British Spies Surprised By Amount of Porn In Stored Yahoo Webchats

British spies found themselves in a bizarre porn dilemma as they secretly monitored millions of Yahoo webchats, according to the Associated Press.

Spies at the British surveillance agency GCHQ were startled to discover quite a lot of people were using the webchats for pornographic purposes, the AP reported.

"Unfortunately ... it would appear that a surprising number of people use webcam conversations to show intimate parts of their body to the other person," says an internal document from GCHQ seen by Britain's Guardian newspaper, the AP reported

"Also, the fact that the Yahoo software allows more than one person to view a webcam stream without necessarily sending a reciprocal stream means that it appears sometimes to be used for broadcasting pornography," the document read, according to the AP.

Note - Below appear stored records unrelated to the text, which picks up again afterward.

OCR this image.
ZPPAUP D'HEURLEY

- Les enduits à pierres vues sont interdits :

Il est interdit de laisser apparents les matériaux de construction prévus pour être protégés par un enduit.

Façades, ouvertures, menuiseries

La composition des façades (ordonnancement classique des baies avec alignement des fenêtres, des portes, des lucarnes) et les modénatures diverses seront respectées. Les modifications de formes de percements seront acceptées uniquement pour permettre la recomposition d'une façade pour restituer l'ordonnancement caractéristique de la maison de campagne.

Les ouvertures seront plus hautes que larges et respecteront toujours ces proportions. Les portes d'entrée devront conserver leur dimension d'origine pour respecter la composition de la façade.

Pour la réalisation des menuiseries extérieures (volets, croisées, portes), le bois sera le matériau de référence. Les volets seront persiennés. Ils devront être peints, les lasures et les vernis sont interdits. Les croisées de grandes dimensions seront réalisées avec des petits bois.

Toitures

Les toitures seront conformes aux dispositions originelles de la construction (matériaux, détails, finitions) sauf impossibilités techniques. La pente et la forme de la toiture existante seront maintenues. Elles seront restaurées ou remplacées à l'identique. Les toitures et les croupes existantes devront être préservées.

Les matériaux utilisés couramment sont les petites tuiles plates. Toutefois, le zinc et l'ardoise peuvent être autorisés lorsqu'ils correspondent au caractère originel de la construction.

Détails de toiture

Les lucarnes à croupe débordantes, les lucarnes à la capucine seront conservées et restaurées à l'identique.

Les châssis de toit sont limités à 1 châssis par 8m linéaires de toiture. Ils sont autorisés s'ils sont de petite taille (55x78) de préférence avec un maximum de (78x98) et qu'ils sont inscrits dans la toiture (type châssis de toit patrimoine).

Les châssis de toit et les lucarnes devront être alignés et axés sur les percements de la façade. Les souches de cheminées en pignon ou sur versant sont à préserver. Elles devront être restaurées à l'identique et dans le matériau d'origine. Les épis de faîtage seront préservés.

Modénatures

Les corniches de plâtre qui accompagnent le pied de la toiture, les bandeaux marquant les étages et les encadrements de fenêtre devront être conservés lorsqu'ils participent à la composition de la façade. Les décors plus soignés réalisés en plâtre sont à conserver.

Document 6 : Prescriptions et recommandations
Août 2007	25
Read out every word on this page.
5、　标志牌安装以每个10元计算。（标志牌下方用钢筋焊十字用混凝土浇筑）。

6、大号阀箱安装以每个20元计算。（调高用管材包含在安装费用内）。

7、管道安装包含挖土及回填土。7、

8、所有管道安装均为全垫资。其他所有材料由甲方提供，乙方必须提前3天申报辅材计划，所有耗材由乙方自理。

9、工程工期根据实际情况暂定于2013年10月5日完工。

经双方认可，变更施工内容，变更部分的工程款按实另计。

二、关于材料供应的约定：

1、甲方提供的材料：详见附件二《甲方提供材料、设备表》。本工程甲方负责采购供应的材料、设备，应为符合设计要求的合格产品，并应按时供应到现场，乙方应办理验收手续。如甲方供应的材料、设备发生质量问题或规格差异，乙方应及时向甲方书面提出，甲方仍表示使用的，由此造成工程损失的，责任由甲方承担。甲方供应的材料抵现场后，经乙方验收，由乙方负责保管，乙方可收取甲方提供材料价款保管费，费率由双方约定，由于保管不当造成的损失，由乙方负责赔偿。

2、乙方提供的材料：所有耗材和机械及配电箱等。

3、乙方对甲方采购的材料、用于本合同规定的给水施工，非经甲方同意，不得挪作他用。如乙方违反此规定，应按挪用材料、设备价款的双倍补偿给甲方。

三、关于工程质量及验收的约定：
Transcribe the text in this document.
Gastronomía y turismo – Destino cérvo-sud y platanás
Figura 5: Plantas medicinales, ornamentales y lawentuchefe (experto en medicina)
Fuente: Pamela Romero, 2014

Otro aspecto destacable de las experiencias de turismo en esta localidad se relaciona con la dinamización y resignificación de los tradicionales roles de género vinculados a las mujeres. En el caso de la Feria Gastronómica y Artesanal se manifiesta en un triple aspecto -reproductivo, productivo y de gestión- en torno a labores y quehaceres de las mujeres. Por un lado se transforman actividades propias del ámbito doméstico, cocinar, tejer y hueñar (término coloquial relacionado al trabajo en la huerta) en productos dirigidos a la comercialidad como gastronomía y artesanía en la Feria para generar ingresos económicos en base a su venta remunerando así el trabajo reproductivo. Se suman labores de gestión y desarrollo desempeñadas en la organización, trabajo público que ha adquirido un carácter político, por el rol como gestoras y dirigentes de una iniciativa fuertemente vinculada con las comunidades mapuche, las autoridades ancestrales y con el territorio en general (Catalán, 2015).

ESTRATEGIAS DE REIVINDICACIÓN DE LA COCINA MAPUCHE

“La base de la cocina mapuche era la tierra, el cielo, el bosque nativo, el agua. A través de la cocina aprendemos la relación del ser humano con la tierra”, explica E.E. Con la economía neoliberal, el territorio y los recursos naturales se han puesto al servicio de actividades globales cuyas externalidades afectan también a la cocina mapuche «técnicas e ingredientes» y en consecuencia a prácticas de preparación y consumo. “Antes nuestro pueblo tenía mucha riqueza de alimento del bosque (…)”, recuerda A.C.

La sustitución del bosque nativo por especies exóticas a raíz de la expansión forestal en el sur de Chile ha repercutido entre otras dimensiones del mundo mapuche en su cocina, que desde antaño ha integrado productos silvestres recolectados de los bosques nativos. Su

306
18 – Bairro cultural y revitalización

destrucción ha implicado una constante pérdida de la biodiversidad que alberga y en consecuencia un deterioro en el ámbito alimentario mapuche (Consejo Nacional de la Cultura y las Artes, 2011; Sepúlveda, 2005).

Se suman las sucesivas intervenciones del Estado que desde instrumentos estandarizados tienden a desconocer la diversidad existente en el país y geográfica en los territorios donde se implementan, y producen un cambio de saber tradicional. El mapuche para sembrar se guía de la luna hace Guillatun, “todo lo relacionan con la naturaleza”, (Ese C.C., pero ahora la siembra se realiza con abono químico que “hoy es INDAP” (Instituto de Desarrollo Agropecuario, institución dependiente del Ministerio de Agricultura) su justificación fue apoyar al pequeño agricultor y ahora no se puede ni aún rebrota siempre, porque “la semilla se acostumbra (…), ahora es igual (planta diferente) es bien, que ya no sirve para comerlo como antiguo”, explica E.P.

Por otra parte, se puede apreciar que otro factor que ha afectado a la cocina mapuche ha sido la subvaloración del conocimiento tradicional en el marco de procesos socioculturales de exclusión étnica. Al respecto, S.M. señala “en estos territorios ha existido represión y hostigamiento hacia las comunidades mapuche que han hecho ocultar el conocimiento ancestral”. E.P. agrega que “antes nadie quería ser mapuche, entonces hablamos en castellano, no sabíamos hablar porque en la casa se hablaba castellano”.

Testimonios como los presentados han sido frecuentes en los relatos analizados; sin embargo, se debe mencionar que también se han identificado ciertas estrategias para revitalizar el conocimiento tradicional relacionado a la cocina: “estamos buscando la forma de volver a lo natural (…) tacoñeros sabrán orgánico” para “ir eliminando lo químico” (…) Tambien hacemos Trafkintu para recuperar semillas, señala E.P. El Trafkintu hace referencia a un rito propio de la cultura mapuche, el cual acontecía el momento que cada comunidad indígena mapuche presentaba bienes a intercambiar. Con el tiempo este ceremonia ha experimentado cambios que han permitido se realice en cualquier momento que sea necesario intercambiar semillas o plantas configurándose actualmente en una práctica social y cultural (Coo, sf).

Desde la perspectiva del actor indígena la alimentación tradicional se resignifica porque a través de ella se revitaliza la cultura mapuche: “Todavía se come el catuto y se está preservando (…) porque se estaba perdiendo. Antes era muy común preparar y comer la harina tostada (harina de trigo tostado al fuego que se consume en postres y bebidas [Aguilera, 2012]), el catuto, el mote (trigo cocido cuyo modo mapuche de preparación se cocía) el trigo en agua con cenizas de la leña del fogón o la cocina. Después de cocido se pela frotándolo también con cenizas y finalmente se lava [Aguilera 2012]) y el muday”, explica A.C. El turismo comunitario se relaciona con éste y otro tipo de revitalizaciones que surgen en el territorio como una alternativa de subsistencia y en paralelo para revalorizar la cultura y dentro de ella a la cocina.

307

The paper said officials estimated that between 3% and 11% of the images the agency was taking from the Yahoo webchats under a program called Optic Nerve were pornographic, the AP reported.

Efforts were made to make the system "safer to use" involving "pornography detectors" that assessed the amount of flesh in any given shot, according to the AP. The Guardian reported that this attracted lots of false positives since sometimes faces of people were sometimes incorrectly tagged as porn.

GCHQ installed face recognition software that excluded shots in which faces had not been detected, but warned staff that this might still enable pornography to seep through, the AP reported.

The document obtained by the Guardian said, "We use face detection to try to censor material which may be offensive but this does not work perfectly so you should read the following before using OPTIC NERVE: It is possible to handle and display undesirable images. There is no perfect ability to censor materials which may be offensive. Users who feel uncomfortable about such material are advised not to open them," according to the AP.

The document then went on to warn staff that those who do view porn and distribute it afterwards could face action, the AP reported.

"You are reminded that under GCHQ's offensive material policy, the dissemination of offensive material is a disciplinary offence," the document read, according to the AP.

The Guardian, reporting on documents provided by fugitive intelligence leaker Edward Snowden, said that under the Optic Nerve program GCHQ collected and saved millions of still images from Yahoo users globally between 2008 and 2010, the AP reported. The program was still running in 2012.